The Qatar Exoplanet Survey announced the discovery of three new exoplanets in a paper accepted for publication at the Monthly Notices of the Royal Astronomical Society.

The three planets are called Qatar-3b, Qatar-4b, and Qatar-5b. All three are “hot Jupiter” planets, gas giants in orbits spanning just a few Earth days around their parent stars. 3b and 5b are roughly the same mass, at 4.31 and 4.32 Jupiter masses, while 4b is about 5.85 Jupiter masses. All three are slightly larger than Jupiter as well, with 4b weighing in as the largest at 1.55 times Jupiter’s radius. 3b orbits in 2.5 days around its parent star, while 4b takes 1.8 days, and 5b takes 2.87 days. All three parent stars are roughly the size of the sun. 

The planets were discovered using the transit method, where dips in starlight give away the presence of a planet. Through the analysis, the astronomers also discovered the Qatar-5 is a metal-rich planet, meaning it comes from later, newer generations of stars that utilize heavier elements in stellar fusion alongside hydrogen-helium fusion.
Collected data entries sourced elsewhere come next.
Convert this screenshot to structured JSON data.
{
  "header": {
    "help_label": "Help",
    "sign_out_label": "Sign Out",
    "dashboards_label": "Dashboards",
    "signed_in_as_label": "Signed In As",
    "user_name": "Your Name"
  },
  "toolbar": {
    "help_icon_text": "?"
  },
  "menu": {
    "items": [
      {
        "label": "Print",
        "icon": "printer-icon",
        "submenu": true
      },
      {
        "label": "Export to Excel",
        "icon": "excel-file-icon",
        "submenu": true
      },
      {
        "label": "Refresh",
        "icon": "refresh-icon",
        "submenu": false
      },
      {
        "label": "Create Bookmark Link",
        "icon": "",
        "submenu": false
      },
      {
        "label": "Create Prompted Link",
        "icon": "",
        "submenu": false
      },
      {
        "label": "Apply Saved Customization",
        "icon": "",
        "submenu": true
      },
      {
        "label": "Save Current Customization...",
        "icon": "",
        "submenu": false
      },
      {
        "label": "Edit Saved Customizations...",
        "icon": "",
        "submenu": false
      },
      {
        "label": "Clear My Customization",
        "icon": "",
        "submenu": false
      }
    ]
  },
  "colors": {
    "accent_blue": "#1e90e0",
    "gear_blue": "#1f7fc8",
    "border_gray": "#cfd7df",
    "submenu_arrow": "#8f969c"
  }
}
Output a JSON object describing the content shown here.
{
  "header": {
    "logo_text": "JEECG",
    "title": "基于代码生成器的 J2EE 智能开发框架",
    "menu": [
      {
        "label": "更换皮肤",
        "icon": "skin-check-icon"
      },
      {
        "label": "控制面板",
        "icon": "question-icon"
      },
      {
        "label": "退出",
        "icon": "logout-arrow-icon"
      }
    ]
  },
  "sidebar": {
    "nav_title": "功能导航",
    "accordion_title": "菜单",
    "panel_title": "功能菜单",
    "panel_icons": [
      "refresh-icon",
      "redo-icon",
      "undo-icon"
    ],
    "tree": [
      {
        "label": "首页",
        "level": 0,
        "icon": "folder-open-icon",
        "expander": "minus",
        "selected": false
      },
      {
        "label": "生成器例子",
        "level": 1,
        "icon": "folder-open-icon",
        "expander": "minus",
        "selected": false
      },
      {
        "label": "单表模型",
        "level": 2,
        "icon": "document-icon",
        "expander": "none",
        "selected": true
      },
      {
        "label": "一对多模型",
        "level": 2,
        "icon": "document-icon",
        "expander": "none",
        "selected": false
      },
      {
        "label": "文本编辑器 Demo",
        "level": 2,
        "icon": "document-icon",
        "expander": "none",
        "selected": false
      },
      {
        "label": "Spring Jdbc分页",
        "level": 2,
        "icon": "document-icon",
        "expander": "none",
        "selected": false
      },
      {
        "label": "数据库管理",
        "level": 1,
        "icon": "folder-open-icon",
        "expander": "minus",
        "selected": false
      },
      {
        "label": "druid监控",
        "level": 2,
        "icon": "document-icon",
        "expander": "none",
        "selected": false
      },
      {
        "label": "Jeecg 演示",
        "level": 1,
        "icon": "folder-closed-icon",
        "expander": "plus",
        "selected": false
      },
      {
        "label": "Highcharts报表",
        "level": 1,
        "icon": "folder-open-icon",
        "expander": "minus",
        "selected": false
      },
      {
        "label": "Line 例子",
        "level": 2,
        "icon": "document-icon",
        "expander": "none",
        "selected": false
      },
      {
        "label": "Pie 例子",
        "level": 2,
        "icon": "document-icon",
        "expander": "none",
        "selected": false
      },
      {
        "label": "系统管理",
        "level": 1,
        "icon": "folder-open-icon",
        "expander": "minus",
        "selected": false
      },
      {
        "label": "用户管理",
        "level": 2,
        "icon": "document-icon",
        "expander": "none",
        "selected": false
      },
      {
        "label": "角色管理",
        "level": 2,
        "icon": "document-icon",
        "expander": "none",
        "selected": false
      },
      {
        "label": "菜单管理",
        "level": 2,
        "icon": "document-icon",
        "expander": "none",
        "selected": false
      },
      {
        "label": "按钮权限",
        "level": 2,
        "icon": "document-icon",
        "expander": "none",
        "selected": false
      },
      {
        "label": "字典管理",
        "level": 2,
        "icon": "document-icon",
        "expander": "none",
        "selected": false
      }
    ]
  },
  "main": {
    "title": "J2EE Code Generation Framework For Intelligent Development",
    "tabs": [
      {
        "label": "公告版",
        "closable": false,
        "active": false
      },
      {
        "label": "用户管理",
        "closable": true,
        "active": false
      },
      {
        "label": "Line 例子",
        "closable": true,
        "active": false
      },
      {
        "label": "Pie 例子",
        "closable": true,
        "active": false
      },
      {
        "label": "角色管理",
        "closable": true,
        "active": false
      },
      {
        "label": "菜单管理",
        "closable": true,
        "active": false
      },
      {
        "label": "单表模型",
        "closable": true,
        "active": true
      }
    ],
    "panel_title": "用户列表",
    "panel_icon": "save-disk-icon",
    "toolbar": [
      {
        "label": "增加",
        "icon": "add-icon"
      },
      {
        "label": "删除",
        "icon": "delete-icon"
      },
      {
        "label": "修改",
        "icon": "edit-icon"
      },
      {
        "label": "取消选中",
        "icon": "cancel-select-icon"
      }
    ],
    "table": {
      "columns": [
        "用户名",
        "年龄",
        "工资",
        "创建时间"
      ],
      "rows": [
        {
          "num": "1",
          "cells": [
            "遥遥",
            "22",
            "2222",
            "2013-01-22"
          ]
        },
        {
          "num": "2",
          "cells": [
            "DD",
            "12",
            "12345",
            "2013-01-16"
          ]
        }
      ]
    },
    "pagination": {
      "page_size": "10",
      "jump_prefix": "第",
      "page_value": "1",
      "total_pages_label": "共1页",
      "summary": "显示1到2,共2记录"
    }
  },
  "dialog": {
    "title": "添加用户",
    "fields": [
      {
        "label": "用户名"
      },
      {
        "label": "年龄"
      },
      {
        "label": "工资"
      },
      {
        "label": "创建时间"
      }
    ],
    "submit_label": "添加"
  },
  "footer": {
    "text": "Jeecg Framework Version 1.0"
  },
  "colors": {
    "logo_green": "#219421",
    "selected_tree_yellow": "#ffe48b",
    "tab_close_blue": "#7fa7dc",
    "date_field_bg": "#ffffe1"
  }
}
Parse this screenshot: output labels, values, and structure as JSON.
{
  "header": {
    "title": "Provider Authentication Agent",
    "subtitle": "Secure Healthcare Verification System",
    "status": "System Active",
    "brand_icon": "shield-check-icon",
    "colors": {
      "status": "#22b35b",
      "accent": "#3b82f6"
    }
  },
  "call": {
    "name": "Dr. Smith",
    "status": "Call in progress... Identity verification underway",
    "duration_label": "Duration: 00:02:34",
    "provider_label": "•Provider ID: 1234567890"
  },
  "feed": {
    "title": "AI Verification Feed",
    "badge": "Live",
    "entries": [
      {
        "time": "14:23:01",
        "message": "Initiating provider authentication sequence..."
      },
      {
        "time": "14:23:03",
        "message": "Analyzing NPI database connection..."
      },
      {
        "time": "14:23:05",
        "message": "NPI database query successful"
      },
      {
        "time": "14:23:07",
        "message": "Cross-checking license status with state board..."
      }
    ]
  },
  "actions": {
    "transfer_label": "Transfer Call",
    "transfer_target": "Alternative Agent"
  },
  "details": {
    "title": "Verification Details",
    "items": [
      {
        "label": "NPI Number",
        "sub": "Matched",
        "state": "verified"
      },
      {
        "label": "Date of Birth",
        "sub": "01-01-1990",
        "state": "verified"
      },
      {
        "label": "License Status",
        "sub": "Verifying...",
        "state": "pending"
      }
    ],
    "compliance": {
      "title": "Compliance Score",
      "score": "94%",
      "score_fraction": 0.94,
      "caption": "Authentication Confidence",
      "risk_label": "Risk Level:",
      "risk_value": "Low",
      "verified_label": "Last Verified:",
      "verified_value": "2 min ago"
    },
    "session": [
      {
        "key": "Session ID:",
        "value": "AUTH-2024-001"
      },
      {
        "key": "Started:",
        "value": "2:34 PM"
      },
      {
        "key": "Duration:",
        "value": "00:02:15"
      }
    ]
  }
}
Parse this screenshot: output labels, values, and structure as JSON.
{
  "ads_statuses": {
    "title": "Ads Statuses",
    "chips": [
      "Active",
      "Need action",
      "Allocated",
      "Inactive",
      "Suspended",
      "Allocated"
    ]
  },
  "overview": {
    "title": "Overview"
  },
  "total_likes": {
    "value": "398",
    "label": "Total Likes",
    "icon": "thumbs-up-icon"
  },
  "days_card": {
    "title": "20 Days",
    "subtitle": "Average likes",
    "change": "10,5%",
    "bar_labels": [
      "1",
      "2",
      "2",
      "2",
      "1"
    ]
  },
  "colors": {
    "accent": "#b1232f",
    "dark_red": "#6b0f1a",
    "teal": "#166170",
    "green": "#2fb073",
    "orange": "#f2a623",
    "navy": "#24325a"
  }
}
As the names imply, these are the third, fourth, and fifth planetary objects found by the Qatar Exoplanet Survey. All five planets discovered are hot Jupiters, which are easier to detect due to their large size and swift orbits, making transit events more common. The last planet found by the survey was in 2011. Since that time, the survey has upgraded their systems and added more telescopes.